È un tempo nel quale c’è stata la possibilità per molte persone di creare quegli spazi di attenzione e silenzio importante, profondo, che ha restituito ai più la possibilità di restituire elementi importanti. Ho voluto fare questo percorso avendo anzitutto attenzione per quelli che sono stati gli eventi, ripercorsi in un breve excursus. A partire da questi, ho cercato di individuare elementi di novità.
Ad esempio?
Per quanto riguarda gli eventi, ho avuto attenzione per gli elementi di maggior difficoltà o di reazione. Abbiamo visto un senso di solidarietà che si è fatto forte dentro la difficoltà, un senso di speranza allo stesso tempo.
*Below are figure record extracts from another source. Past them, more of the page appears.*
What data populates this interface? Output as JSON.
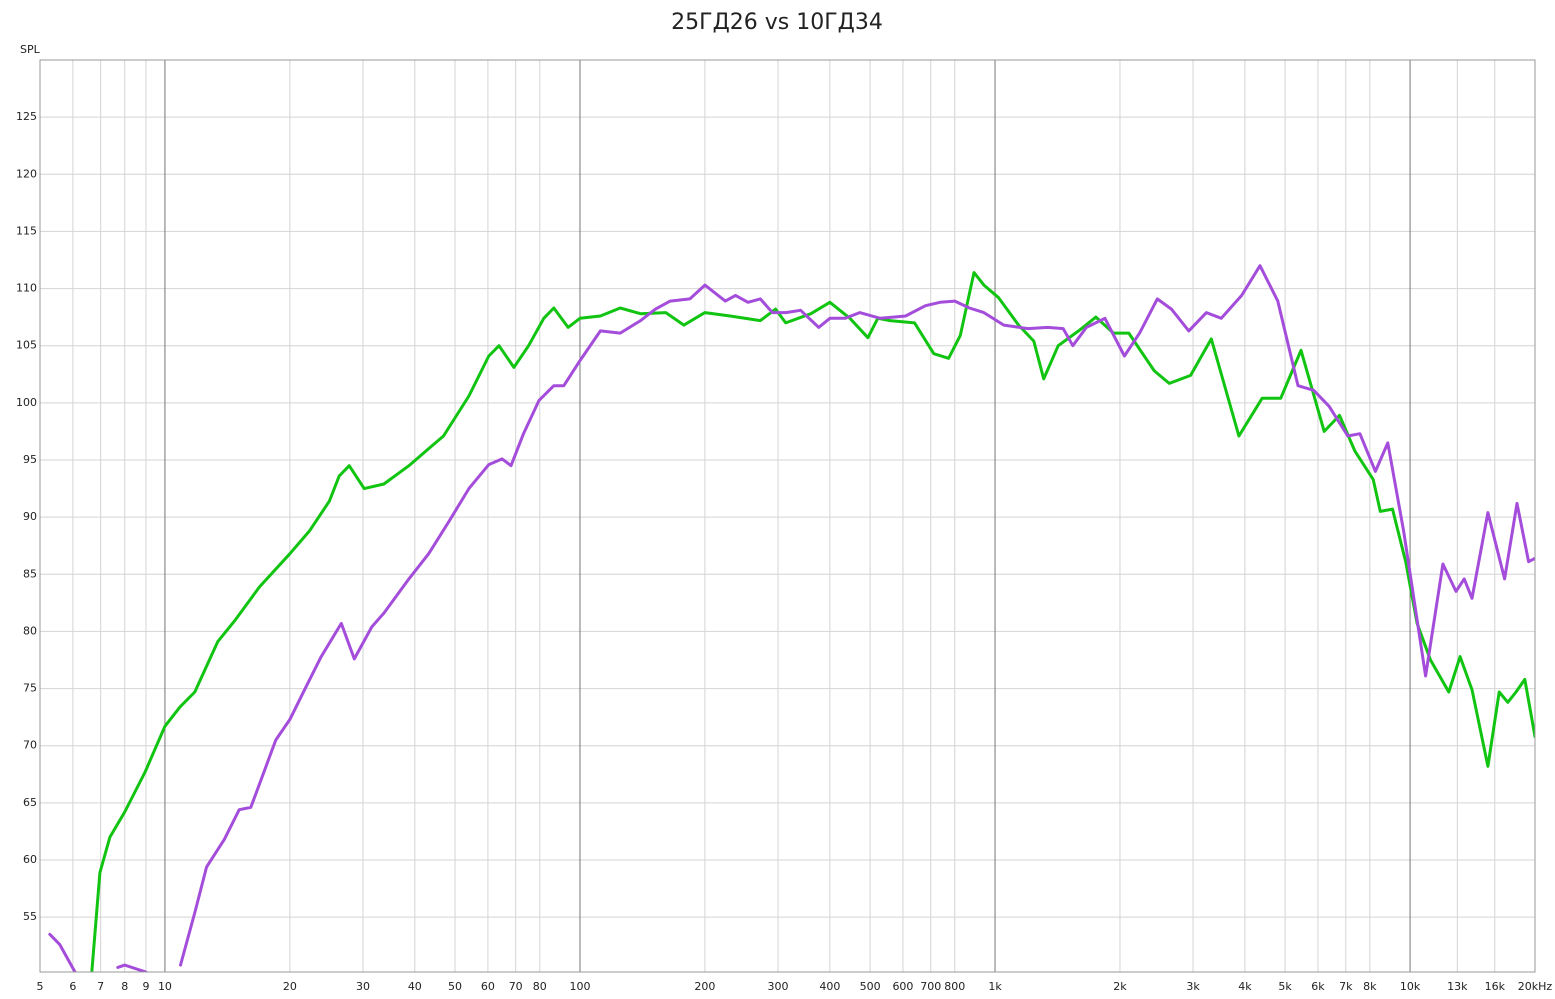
{
  "chart_data": {
    "type": "line",
    "title": "25ГД26 vs 10ГД34",
    "y_label": "SPL",
    "log_x": true,
    "grid": true,
    "xlim": [
      5,
      20000
    ],
    "ylim": [
      50.2,
      130
    ],
    "xticks": [
      5,
      6,
      7,
      8,
      9,
      10,
      20,
      30,
      40,
      50,
      60,
      70,
      80,
      100,
      200,
      300,
      400,
      500,
      600,
      700,
      800,
      {
        "value": 1000,
        "label": "1k"
      },
      {
        "value": 2000,
        "label": "2k"
      },
      {
        "value": 3000,
        "label": "3k"
      },
      {
        "value": 4000,
        "label": "4k"
      },
      {
        "value": 5000,
        "label": "5k"
      },
      {
        "value": 6000,
        "label": "6k"
      },
      {
        "value": 7000,
        "label": "7k"
      },
      {
        "value": 8000,
        "label": "8k"
      },
      {
        "value": 10000,
        "label": "10k"
      },
      {
        "value": 13000,
        "label": "13k"
      },
      {
        "value": 16000,
        "label": "16k"
      },
      {
        "value": 20000,
        "label": "20kHz"
      }
    ],
    "yticks": [
      55,
      60,
      65,
      70,
      75,
      80,
      85,
      90,
      95,
      100,
      105,
      110,
      115,
      120,
      125
    ],
    "series": [
      {
        "color": "#11c411",
        "x": [
          6.67,
          6.97,
          7.37,
          8.0,
          8.96,
          10,
          10.87,
          11.8,
          13.4,
          14.7,
          16.9,
          20,
          22.3,
          24.9,
          26.3,
          27.8,
          30.2,
          33.7,
          38.7,
          43.2,
          46.9,
          54,
          60.3,
          63.8,
          69.3,
          75.2,
          81.8,
          86.5,
          93.6,
          100,
          112,
          125,
          140,
          161,
          178,
          200,
          230,
          272,
          296,
          313,
          360,
          400,
          447,
          494,
          522,
          558,
          640,
          712,
          773,
          825,
          890,
          940,
          1020,
          1140,
          1240,
          1310,
          1420,
          1590,
          1750,
          1930,
          2100,
          2420,
          2630,
          2960,
          3320,
          3870,
          4400,
          4880,
          5460,
          6210,
          6760,
          7360,
          8150,
          8480,
          9070,
          9760,
          10400,
          11200,
          12400,
          13200,
          14100,
          15400,
          16400,
          17200,
          18000,
          18900,
          20000
        ],
        "values": [
          50.3,
          58.9,
          62.0,
          64.2,
          67.7,
          71.7,
          73.4,
          74.7,
          79.1,
          80.9,
          83.9,
          86.8,
          88.8,
          91.4,
          93.6,
          94.5,
          92.5,
          92.9,
          94.5,
          96.0,
          97.1,
          100.6,
          104.1,
          105.0,
          103.1,
          105.0,
          107.4,
          108.3,
          106.6,
          107.4,
          107.6,
          108.3,
          107.8,
          107.9,
          106.8,
          107.9,
          107.6,
          107.2,
          108.2,
          107.0,
          107.8,
          108.8,
          107.4,
          105.7,
          107.4,
          107.2,
          107.0,
          104.3,
          103.9,
          105.9,
          111.4,
          110.3,
          109.2,
          106.8,
          105.4,
          102.1,
          105.0,
          106.3,
          107.5,
          106.1,
          106.1,
          102.8,
          101.7,
          102.4,
          105.6,
          97.1,
          100.4,
          100.4,
          104.6,
          97.5,
          98.9,
          95.8,
          93.3,
          90.5,
          90.7,
          86.1,
          80.7,
          77.5,
          74.7,
          77.8,
          74.9,
          68.2,
          74.7,
          73.8,
          74.7,
          75.8,
          70.8
        ]
      },
      {
        "color": "#a44ddb",
        "x": [
          5.28,
          5.58,
          6.07,
          7.0,
          7.7,
          8.0,
          9.0,
          10.0,
          10.9,
          11.8,
          12.6,
          13.9,
          15.1,
          16.1,
          18.5,
          20,
          21.7,
          23.8,
          26.6,
          28.6,
          31.5,
          33.7,
          38.7,
          43.2,
          48.3,
          54,
          60.3,
          64.9,
          68.2,
          73.1,
          79.6,
          86.5,
          91.4,
          100,
          112,
          125,
          140,
          152,
          165,
          184,
          200,
          224,
          237,
          254,
          272,
          291,
          313,
          340,
          376,
          400,
          435,
          472,
          529,
          609,
          680,
          737,
          800,
          868,
          940,
          1050,
          1200,
          1340,
          1460,
          1540,
          1660,
          1840,
          2050,
          2230,
          2460,
          2660,
          2930,
          3230,
          3510,
          3930,
          4350,
          4800,
          5370,
          5860,
          6380,
          7080,
          7570,
          8250,
          8840,
          9650,
          10900,
          12000,
          12900,
          13500,
          14100,
          15400,
          16900,
          18100,
          19300,
          20000
        ],
        "values": [
          53.5,
          52.6,
          50.2,
          null,
          50.6,
          50.8,
          50.2,
          null,
          50.8,
          55.4,
          59.4,
          61.8,
          64.4,
          64.6,
          70.5,
          72.3,
          74.9,
          77.8,
          80.7,
          77.6,
          80.4,
          81.6,
          84.6,
          86.8,
          89.6,
          92.5,
          94.6,
          95.1,
          94.5,
          97.3,
          100.2,
          101.5,
          101.5,
          103.7,
          106.3,
          106.1,
          107.2,
          108.2,
          108.9,
          109.1,
          110.3,
          108.9,
          109.4,
          108.8,
          109.1,
          107.9,
          107.9,
          108.1,
          106.6,
          107.4,
          107.4,
          107.9,
          107.4,
          107.6,
          108.5,
          108.8,
          108.9,
          108.3,
          107.9,
          106.8,
          106.5,
          106.6,
          106.5,
          105.0,
          106.6,
          107.4,
          104.1,
          106.1,
          109.1,
          108.2,
          106.3,
          107.9,
          107.4,
          109.4,
          112.0,
          108.9,
          101.5,
          101.1,
          99.7,
          97.1,
          97.3,
          94.0,
          96.5,
          88.8,
          76.1,
          85.9,
          83.5,
          84.6,
          82.9,
          90.4,
          84.6,
          91.2,
          86.1,
          86.4
        ]
      }
    ]
  }
}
Tutto questo si è trasferito poi nella possibilità di dare nuove indicazioni a questo mondo.
Il tempo dell’assenza dell’Eucaristia è diventato un’occasione per riscoprire il valore dell’Eucaristia.Quali momenti ha reputato importanti in quella fase?
Quella di Papa Francesco è stata una presenza che in quel tempo ha saputo dare indicazioni non soltanto con delle espressioni ma con gesti straordinari. E credo che questo abbia caratterizzato in modo intenso la vita di tante persone. Non è una novità se dico che la celebrazione dell’Eucaristia al mattino, presieduta dal Papa a Santa Marta, è stata un riferimento importante. Ma ancora di più lo è stata la sua camminata lungo via del Corso quella domenica pomeriggio quando si è fermato a pregare davanti allo storico crocifisso nella chiesa di San Marcello. Straordinaria è stata la preghiera la sera del 27 marzo dove ho visto chiaramente la sua azione di Pontefice, di questa realtà in cui Francesco costruisce un ponte tra Dio e l’umanità.
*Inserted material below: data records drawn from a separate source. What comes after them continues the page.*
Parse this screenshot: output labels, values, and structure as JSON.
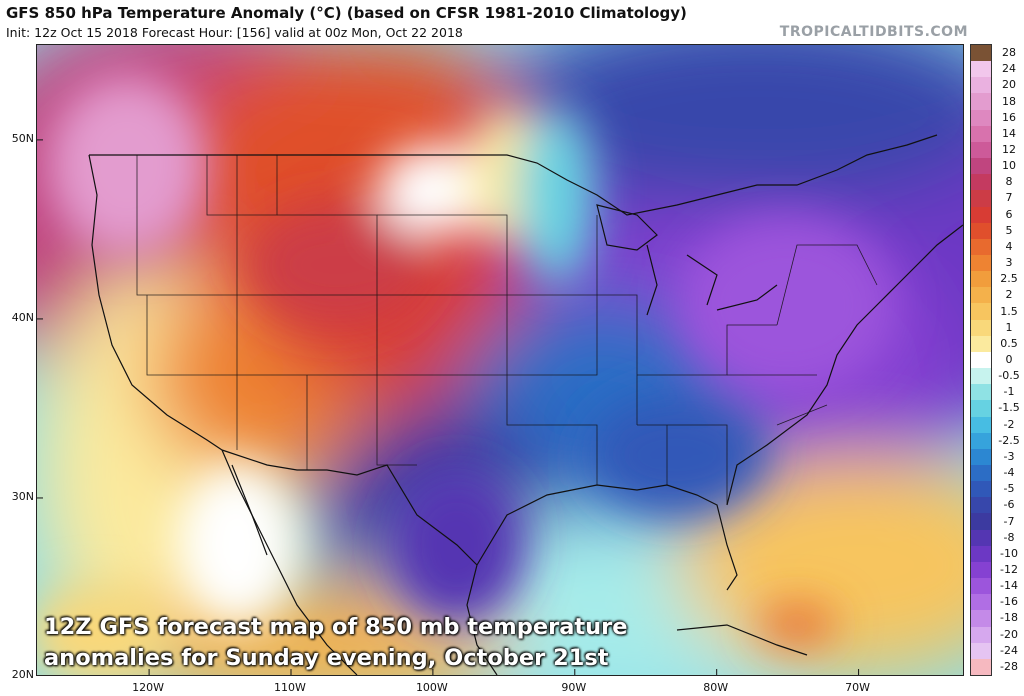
{
  "header": {
    "title": "GFS 850 hPa Temperature Anomaly (°C) (based on CFSR 1981-2010 Climatology)",
    "subtitle": "Init: 12z Oct 15 2018   Forecast Hour: [156]   valid at 00z Mon, Oct 22 2018",
    "source": "TROPICALTIDBITS.COM"
  },
  "map": {
    "lat_labels": [
      "50N",
      "40N",
      "30N",
      "20N"
    ],
    "lat_values": [
      50,
      40,
      30,
      20
    ],
    "lon_labels": [
      "120W",
      "110W",
      "100W",
      "90W",
      "80W",
      "70W"
    ],
    "lon_values": [
      -120,
      -110,
      -100,
      -90,
      -80,
      -70
    ],
    "extent": {
      "lon_min": -127.9,
      "lon_max": -62.5,
      "lat_min": 20,
      "lat_max": 55.3
    },
    "caption_lines": [
      "12Z GFS forecast map of 850 mb temperature",
      "anomalies for Sunday evening, October 21st"
    ],
    "anomaly_regions": [
      {
        "name": "pacific-northwest-warm",
        "lon": -121,
        "lat": 47.5,
        "anomaly": 10
      },
      {
        "name": "northern-rockies-warm",
        "lon": -108,
        "lat": 46,
        "anomaly": 7
      },
      {
        "name": "central-plains-warm",
        "lon": -104,
        "lat": 41,
        "anomaly": 5
      },
      {
        "name": "great-basin-warm",
        "lon": -113,
        "lat": 39,
        "anomaly": 3
      },
      {
        "name": "texas-cold",
        "lon": -101,
        "lat": 31,
        "anomaly": -7
      },
      {
        "name": "southeast-cold",
        "lon": -86,
        "lat": 34,
        "anomaly": -5
      },
      {
        "name": "ohio-valley-cold",
        "lon": -84,
        "lat": 39,
        "anomaly": -10
      },
      {
        "name": "northeast-cold",
        "lon": -75,
        "lat": 43,
        "anomaly": -12
      },
      {
        "name": "hudson-bay-cold",
        "lon": -82,
        "lat": 52,
        "anomaly": -10
      },
      {
        "name": "atlantic-warm",
        "lon": -72,
        "lat": 25,
        "anomaly": 2
      }
    ]
  },
  "colorbar": {
    "labels": [
      "28",
      "24",
      "20",
      "18",
      "16",
      "14",
      "12",
      "10",
      "8",
      "7",
      "6",
      "5",
      "4",
      "3",
      "2.5",
      "2",
      "1.5",
      "1",
      "0.5",
      "0",
      "-0.5",
      "-1",
      "-1.5",
      "-2",
      "-2.5",
      "-3",
      "-4",
      "-5",
      "-6",
      "-7",
      "-8",
      "-10",
      "-12",
      "-14",
      "-16",
      "-18",
      "-20",
      "-24",
      "-28"
    ],
    "colors": [
      "#7a5234",
      "#f2c7ec",
      "#eab1e0",
      "#e39ccf",
      "#de88c0",
      "#d872ad",
      "#cd5a99",
      "#c0457f",
      "#c43a60",
      "#cc3c46",
      "#d83c34",
      "#e04f2c",
      "#e86a2e",
      "#ee8332",
      "#f19d3c",
      "#f4b14b",
      "#f7c55f",
      "#f9d87a",
      "#fbea9e",
      "#ffffff",
      "#c7f3ee",
      "#8fe2e4",
      "#66d2e2",
      "#47bde3",
      "#36a3dc",
      "#2c87d2",
      "#2c6dc5",
      "#3058b8",
      "#3747ab",
      "#3c3aa0",
      "#5436b2",
      "#6c38c4",
      "#8541d2",
      "#9c55dc",
      "#b06ee4",
      "#c48ae8",
      "#d6a8ee",
      "#e5c4f2",
      "#f6b9c0"
    ]
  }
}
Come comunità cattolica, a suo avviso, che cosa abbiamo imparato dall’assenza delle Messe con i fedeli?
Credo che abbiamo imparato a ritrovare il senso della comunità. E quindi la necessità di ridare forza a quei segni che avevamo consumato nell’abitudine. Cioè la necessità di salutarci, di toccarci, di incontrarci che erano diventati quasi scontati. Adesso sono diventati un’esigenza, accompagnata da un bisogno di trovare modalità nuove.
Che cosa ci è rimasto delle ore passate in casa durante il lockdown, tra marzo e maggio?
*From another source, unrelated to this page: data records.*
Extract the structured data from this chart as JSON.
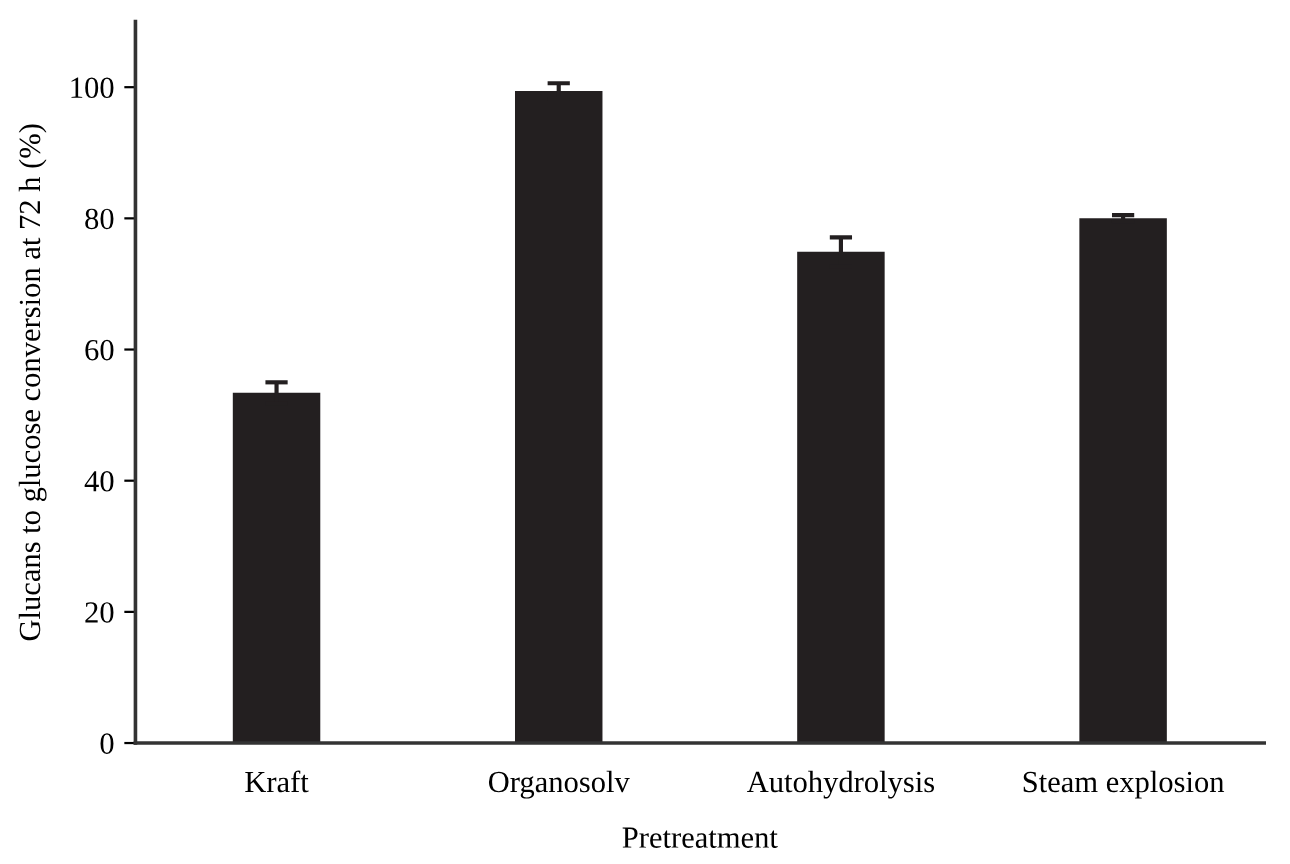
{
  "chart_data": {
    "type": "bar",
    "xlabel": "Pretreatment",
    "ylabel": "Glucans to glucose conversion at 72 h (%)",
    "categories": [
      "Kraft",
      "Organosolv",
      "Autohydrolysis",
      "Steam explosion"
    ],
    "values": [
      53.4,
      99.4,
      74.9,
      80.0
    ],
    "errors": [
      1.6,
      1.2,
      2.2,
      0.5
    ],
    "color": "#231f20",
    "ylim": [
      0,
      110
    ],
    "yticks": [
      0,
      20,
      40,
      60,
      80,
      100
    ],
    "grid": false
  }
}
Le parole possono dare coraggio e risvegliare il significato di ciò che abbiamo vissuto. Certe parole non esistono già pronte. Le raccogliamo e le incontriamo nelle persone che vivono e che ascoltano. Magari ci vorrà ancora molto silenzio per raccogliere come balsamo sulle nostre ferite quello che abbiamo attraversato. Credo che abbiamo la possibilità di coniugare il nostro silenzio al silenzio di Dio. Lo abbiamo sentito in particolare in quei momenti:
è il tempo tra una nota e l’altra, è lo spazio bianco tra le sue parole perché possano essere intese e calate dentro il nostro cuore.